Selama beberapa saat, kubiarkan mereka menggambar. Frano yang awalnya mengggambar di papan tulis ikut juga menggambar di buku. Sesekali mereka melihat padaku meskipun tentu saja gambar mereka tidak ada mirip-miripnya sama sekali dengan wajahku. Gambar Alen yang pertama kali selesai. Sumpah. Abstrak banget. Dia menggambar sesosok manusia dengan rambut dikuncir dua, gigi besar-besar dan secara keseluruhan terlihat menyeramkan. Yang menandakan bahwa gambar itu “aku” adalah dua tahi lalat yang digambarnya di atas alis dan di dekat mata. Gambar Rama lebih manis. Wajahnya wajar dengan rambut panjang yang diikat di pinggir. Dia menulis nama “ismi” di baju gambar itu (mungkin karena melihat gambar Rama, akhirnya Alen menggambar lagi dan gambar keduanya lebih wajar, lalu dia meminta gambar pertamanya karena katanya gambar itu jelek). Gambar Frano lebih manis lagi. Dia menggambar aku memakai jilbab dengan bunga di kepala, kemudian dia menggambar dirinya sendiri. Latar belakang gambar itu adalah gunung dengan matahari terbit, awan, kupu-kupu dan padang rumput. Dia menulis “bu ismi” di atas gambar “aku” dan “frano” di atas gambar anak laki-laki. Rama membuat gambar satu lagi: seorang anak laki-laki berpakaian compang camping yang dia namai dirinya sendiri (dia bilang anak itu habis berkelahi). Aku meminta gambar-gambar mereka karena bagiku itu manis sekali, aku bahkan hampir terharu karena tidak seorang pun sebelumnya pernah menggambarku. Mereka bertiga memaksaku menilai dan mengatakan gambar siapa yang paling bagus. Tapi kukatakan bahwa semuanya bagus dan dapat nilai 80. Setelah selesai menggambar, mereka mau mengerjakan soal matematika dan Alen dengan serius bahkan mau mengajari Rama yang belum selesai mengerjakan soal-soal itu. Selanjutnya kami belajar bahasa Inggris.

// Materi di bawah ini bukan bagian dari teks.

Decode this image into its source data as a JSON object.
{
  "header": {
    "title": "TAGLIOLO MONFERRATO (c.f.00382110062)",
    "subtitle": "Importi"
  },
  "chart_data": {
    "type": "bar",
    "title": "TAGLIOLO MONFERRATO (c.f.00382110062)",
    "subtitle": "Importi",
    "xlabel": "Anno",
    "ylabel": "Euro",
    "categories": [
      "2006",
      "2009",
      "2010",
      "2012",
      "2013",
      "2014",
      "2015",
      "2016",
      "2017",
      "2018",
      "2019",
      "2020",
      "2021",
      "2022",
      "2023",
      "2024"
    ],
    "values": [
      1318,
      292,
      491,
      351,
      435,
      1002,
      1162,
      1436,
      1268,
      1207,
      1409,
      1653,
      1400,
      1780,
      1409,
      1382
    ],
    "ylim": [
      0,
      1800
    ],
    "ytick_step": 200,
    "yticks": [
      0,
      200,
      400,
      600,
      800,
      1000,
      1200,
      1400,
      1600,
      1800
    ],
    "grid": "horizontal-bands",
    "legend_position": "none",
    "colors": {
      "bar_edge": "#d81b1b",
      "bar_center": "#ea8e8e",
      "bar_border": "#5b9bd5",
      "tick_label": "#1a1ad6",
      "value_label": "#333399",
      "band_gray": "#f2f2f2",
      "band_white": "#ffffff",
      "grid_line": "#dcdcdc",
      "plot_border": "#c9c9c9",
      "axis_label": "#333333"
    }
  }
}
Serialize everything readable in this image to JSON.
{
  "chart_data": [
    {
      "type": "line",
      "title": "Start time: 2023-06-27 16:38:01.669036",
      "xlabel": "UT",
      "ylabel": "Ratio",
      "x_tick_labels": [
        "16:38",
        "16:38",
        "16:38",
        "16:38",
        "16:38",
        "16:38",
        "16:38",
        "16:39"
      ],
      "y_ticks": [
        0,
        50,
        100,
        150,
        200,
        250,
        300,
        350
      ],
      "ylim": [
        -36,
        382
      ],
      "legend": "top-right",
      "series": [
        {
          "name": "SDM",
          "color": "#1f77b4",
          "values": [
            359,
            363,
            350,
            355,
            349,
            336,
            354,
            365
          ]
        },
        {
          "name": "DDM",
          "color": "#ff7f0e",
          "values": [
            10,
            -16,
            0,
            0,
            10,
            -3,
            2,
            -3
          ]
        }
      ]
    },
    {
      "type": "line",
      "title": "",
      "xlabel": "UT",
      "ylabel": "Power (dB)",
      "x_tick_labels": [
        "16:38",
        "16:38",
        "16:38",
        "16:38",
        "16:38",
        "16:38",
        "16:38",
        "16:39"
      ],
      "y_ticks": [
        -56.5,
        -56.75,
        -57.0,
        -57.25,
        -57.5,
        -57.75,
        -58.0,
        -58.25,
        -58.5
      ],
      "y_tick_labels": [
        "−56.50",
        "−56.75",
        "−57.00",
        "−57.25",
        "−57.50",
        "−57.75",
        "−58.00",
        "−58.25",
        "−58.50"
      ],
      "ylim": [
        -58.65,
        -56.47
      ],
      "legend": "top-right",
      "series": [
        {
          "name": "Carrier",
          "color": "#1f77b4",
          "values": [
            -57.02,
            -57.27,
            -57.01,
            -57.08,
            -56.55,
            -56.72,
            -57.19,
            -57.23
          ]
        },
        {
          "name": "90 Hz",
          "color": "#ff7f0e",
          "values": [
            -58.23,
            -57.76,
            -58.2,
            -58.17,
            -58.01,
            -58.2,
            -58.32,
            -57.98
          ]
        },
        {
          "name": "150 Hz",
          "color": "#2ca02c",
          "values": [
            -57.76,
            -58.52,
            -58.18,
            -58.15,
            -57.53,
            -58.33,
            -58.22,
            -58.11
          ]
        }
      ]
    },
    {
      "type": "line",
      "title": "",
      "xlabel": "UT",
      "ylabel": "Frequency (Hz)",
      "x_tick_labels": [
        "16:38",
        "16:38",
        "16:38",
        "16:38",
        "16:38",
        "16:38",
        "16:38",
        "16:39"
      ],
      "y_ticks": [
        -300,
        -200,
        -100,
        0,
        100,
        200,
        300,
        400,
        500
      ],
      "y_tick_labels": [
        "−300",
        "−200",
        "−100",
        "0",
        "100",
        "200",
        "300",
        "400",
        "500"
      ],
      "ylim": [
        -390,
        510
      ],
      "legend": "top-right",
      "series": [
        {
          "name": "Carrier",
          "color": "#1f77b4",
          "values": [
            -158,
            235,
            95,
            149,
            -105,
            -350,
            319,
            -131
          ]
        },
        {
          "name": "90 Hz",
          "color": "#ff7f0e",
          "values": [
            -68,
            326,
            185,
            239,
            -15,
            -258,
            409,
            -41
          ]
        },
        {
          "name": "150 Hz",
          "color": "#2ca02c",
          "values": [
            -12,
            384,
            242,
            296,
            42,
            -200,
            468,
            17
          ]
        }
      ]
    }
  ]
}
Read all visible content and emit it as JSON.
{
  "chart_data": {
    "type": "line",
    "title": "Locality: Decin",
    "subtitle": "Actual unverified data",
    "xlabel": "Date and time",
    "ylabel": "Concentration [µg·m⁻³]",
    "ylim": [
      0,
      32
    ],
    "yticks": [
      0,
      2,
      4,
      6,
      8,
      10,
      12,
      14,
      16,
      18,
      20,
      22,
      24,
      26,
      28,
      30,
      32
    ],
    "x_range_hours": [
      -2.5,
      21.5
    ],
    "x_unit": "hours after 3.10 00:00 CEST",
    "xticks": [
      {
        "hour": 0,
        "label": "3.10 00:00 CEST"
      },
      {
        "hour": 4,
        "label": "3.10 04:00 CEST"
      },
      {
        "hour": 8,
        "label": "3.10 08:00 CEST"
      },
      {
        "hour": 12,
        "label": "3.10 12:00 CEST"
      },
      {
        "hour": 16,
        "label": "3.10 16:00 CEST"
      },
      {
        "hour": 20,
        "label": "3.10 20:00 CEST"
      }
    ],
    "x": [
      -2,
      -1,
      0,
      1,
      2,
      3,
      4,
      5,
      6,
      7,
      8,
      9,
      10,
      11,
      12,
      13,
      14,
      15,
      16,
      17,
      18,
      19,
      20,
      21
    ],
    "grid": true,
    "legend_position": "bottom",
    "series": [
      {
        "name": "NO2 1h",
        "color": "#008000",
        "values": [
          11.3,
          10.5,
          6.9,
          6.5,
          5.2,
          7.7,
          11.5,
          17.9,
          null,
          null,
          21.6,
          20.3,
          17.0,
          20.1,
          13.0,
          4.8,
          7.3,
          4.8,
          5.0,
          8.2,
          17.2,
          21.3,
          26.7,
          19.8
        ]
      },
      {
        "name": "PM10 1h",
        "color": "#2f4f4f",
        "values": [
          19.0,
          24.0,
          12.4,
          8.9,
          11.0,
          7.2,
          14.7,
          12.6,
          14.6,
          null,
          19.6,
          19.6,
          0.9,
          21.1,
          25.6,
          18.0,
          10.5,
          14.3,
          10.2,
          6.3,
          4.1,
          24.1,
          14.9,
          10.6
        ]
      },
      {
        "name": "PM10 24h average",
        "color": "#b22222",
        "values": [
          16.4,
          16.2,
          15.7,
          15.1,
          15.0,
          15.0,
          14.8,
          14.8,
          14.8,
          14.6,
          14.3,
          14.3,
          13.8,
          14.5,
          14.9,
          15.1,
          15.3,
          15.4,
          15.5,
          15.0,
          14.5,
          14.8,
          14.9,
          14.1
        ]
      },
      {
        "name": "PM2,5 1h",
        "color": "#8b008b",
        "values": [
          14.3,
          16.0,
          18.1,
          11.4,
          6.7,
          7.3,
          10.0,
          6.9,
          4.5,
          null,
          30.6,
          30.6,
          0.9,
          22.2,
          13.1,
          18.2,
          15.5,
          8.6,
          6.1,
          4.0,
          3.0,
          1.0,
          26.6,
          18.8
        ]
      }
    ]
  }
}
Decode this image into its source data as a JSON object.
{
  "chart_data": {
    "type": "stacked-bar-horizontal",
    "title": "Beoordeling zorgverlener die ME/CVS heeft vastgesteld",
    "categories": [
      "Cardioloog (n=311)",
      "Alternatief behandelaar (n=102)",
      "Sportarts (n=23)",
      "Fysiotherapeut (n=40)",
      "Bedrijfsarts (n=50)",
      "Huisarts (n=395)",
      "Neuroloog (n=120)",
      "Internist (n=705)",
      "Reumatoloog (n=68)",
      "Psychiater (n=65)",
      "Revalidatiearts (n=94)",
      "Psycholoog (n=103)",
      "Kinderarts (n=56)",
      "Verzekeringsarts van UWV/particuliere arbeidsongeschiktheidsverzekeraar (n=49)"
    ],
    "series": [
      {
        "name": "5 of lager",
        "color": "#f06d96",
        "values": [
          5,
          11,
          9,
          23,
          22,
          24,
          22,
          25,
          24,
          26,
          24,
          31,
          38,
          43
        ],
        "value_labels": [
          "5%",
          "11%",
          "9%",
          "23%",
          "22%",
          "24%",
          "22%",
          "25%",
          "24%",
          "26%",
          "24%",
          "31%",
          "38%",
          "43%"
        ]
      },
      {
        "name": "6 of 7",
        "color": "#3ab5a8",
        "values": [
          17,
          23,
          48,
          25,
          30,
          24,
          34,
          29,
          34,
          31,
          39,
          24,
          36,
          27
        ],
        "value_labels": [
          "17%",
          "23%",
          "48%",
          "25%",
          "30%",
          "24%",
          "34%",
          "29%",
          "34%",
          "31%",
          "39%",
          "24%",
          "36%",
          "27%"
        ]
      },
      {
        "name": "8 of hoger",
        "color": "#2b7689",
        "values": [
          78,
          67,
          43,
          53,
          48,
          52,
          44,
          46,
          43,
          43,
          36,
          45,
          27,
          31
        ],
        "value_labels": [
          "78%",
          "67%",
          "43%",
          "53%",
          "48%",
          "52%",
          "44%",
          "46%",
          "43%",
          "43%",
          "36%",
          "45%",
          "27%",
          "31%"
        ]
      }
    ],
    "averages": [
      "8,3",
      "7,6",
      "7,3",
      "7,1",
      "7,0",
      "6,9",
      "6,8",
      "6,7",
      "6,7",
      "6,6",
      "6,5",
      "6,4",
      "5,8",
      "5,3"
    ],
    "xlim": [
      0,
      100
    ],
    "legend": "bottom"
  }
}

 Malam ini keajaiban itu benar-benar menyenangkan, menjadi penghibur yang tidak terbeli rasanya. Aku merasakan mereka benar-benar anak-anak ketika mendengarkan Alen bercerita dengan polos; ketika memegangi Rama yang naik ke jendela; ketika Frano memelukku. Mereka memang anak-anak. Usia mereka 8 tahun. Dan aku mencintai mereka.